Friday, December 28, 2012

Uganda pension sector thrives despite lack of regulation

Posted  Monday, May 19  2008 at  00:00
By DAVID MALINGHA DOYA
Special Correspondent

Uganda’s pension industry is growing on the strength of workers’ contributions to the government-run National Social Security Fund (NSSF) as well as the 50 privately managed funds.

The sector is thriving despite a regulatory vacuum.
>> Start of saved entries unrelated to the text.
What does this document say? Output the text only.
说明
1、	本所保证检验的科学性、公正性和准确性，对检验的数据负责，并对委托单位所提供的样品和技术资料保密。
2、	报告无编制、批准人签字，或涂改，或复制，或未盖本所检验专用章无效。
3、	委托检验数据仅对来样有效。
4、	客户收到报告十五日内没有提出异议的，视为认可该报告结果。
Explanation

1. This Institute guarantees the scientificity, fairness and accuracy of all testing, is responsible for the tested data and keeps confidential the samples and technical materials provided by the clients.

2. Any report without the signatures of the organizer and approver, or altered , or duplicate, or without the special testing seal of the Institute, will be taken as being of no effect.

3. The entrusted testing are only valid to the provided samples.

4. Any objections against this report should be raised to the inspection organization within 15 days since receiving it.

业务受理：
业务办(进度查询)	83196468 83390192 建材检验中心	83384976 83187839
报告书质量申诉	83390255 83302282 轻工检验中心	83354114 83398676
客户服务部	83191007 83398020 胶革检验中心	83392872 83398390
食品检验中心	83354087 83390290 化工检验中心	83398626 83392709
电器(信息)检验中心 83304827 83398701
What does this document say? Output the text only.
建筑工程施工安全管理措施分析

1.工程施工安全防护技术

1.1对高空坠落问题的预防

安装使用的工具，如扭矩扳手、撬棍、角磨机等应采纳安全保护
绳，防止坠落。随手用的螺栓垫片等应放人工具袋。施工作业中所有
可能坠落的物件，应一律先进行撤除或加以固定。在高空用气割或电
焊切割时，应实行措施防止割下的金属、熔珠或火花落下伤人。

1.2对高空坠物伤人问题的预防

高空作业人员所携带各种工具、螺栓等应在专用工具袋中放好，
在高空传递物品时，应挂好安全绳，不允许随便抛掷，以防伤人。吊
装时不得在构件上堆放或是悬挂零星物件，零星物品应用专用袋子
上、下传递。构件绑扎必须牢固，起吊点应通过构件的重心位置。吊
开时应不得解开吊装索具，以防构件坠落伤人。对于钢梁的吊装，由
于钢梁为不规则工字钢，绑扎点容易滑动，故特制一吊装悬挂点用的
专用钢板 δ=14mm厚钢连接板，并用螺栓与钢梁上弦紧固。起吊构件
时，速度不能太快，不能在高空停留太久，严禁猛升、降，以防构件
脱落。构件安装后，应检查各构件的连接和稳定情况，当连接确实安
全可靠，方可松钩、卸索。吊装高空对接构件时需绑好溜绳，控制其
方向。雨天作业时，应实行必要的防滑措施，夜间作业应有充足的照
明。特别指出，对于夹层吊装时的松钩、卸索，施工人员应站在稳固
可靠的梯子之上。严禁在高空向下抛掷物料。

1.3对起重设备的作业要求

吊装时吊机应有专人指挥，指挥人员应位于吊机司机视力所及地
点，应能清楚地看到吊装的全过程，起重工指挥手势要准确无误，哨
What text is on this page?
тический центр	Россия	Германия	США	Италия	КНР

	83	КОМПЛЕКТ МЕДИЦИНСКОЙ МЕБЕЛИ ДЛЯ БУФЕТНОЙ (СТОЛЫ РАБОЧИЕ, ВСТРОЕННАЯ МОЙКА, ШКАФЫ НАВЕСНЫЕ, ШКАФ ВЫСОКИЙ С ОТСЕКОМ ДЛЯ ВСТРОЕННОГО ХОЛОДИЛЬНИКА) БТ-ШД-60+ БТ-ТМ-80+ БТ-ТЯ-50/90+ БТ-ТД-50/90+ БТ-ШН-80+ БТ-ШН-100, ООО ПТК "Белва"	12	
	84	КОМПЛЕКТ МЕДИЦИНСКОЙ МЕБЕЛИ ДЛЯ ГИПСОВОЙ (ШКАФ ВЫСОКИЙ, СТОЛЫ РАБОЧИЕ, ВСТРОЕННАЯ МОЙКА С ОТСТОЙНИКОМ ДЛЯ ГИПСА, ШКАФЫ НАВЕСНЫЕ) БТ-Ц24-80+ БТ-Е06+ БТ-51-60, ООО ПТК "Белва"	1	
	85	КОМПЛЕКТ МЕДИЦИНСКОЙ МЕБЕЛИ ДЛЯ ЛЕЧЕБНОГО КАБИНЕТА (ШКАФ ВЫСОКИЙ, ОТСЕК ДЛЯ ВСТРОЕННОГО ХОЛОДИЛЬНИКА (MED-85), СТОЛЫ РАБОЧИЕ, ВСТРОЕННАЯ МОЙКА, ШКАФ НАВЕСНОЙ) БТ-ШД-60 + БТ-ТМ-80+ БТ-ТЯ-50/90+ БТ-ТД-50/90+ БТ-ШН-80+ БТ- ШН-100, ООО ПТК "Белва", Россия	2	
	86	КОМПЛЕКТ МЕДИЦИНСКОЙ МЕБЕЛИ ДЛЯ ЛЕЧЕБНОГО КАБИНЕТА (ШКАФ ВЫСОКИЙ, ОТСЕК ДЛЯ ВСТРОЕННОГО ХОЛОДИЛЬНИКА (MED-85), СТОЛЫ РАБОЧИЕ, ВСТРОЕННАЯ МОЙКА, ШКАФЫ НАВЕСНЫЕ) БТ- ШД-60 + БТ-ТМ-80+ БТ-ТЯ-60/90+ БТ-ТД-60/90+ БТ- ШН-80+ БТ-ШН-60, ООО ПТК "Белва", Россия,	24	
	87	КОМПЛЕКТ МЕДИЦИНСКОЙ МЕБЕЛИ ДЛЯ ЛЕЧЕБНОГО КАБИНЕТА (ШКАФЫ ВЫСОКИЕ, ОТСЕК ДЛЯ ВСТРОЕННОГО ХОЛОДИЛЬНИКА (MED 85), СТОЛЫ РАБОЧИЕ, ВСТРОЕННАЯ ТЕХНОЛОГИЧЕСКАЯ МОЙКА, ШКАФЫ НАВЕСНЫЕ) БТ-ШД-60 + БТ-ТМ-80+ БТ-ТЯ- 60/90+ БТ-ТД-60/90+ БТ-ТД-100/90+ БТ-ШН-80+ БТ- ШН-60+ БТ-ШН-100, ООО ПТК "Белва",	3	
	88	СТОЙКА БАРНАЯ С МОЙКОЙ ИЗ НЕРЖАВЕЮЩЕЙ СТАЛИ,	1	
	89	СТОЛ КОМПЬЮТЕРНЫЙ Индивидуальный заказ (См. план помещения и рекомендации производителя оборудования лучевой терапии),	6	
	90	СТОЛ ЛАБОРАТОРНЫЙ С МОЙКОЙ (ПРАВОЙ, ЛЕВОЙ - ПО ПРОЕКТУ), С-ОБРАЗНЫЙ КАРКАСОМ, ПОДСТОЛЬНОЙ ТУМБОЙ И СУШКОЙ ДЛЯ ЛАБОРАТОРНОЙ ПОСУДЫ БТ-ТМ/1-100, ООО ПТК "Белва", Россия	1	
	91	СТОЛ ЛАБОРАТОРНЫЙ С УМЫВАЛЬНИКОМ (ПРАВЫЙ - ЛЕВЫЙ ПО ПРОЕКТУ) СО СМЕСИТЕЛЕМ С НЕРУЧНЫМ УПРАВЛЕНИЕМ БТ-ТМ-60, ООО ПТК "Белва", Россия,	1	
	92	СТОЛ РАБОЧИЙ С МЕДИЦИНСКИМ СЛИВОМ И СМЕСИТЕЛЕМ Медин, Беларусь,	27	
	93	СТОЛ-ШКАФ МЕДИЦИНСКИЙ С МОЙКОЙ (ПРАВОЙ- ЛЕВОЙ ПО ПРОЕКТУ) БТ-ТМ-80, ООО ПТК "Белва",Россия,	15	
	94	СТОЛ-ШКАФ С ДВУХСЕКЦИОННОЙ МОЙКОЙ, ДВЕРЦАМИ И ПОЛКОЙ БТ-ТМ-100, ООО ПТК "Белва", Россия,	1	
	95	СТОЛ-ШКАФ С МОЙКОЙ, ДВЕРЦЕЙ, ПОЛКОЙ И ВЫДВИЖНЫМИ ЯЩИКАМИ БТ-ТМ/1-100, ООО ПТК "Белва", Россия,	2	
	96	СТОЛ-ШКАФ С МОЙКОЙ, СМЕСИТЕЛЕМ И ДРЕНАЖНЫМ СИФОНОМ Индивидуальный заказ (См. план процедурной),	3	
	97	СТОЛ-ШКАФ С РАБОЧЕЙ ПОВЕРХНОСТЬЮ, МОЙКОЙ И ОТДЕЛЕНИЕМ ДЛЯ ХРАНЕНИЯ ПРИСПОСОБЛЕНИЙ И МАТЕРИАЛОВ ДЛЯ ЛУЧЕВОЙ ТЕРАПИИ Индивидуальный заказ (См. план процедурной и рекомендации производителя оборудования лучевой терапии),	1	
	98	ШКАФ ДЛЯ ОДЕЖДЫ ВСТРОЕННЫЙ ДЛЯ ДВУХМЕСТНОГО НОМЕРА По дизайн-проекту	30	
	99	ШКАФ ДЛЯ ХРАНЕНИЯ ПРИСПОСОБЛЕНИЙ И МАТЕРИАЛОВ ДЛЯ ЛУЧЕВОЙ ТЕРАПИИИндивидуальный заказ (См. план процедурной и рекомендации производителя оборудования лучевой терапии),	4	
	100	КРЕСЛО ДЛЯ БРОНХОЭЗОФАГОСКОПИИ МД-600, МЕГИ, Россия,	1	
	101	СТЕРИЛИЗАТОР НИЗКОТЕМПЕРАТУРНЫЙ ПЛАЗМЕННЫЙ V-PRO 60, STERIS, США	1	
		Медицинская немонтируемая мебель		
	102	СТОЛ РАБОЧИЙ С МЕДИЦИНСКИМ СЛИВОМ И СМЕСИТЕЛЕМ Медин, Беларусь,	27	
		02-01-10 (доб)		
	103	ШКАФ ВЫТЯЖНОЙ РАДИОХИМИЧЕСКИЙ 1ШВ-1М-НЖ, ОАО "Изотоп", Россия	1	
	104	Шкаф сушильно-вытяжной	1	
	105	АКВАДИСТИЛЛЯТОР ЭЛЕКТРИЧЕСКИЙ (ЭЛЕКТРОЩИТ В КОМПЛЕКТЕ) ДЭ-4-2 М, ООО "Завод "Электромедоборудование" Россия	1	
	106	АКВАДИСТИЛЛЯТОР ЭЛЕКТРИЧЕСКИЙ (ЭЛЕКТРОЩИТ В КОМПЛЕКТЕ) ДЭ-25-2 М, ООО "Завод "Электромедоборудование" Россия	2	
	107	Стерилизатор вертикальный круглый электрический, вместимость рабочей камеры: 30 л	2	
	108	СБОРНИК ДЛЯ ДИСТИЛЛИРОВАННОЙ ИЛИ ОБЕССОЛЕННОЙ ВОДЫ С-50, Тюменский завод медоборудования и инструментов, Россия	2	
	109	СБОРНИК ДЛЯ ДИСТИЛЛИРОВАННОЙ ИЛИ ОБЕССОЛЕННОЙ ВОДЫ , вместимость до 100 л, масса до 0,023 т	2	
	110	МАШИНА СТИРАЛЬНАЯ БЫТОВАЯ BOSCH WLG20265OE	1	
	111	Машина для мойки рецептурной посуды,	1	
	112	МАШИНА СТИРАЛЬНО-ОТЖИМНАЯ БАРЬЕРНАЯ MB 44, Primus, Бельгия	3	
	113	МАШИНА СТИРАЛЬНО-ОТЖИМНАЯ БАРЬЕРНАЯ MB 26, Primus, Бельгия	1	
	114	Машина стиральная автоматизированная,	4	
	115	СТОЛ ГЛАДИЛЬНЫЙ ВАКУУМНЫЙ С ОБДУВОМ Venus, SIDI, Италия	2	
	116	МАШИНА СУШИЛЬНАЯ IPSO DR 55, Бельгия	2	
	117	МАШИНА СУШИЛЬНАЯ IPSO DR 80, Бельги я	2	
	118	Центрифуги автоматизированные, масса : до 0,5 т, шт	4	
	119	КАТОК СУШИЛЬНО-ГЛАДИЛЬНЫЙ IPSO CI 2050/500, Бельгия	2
However, financial analysts are now saying that this lapse is costing the country by increasing the foreign debt due to limited domestic capital to borrow, and lack of a wide array of financial services and products that would come with liberalising and regulating the sector.
NSSF announced that member contributions had reached $588 million by March this year, from $494 million a year ago.

The fund also posted profits of $38 million, making it the most profitable financial institution in Uganda for the first time.

Comparatively, privately managed funds now totalling 50, have combined assets worth about $117 million, of which $29 million is invested off-shore, according to the Investment Management Association of Uganda.
However, the association has said that pension-sector growth will serve the goal of deepening the financial sector only when the sector is liberalised and a regulator is established.

The Social Security Stakeholders Transitional Group, inaugurated in 2003, addressed itself to concerns of the current arrangement in the sector, its constraints and social protection, but action is yet to be seen.

Recently, though, the Cabinet approved a pensions reform Bill that, after parliamentary enactment is expected to facilitate establishment of a pensions’ regulator to oversee the operations of all players in the sector.

More significantly, the regulator is obliged to ensure adherence to a policy expected to set minimum standards for fund managers and detailed guidelines for investments.

However, as government procrastinates over liberalisation of the sector, a proposed national health insurance scheme designed to expand the worker’s mandatory contributions by eight per cent of gross salary, could breed a problem of evasion currently experienced in Tanzania due to “over-contribution.”

In a joint communiqué on the matter, private fund mangers said, “It should be expected that an increase of the said mandatory contribution from 15 per cent to include an additional eight per cent to a proposed National Health Insurance Scheme will only lead to increased evasions and thereby a reduction in potential national savings.”

NSSF managing director David Chandi-Jamwa has dismissed claims that the Fund is being allowed time in the current status quo by the central government to consolidate its position in the market when the sector is finally liberalised.

The Fund is currently undergoing a functional and restructuring process to streamline staff and their roles and improve information technology.

However, Olli-Pekka Ruuskanen, executive officer of the Uganda Insurers Association, views liberalisation as the only way to foster a spirit of competition and improve efficiency.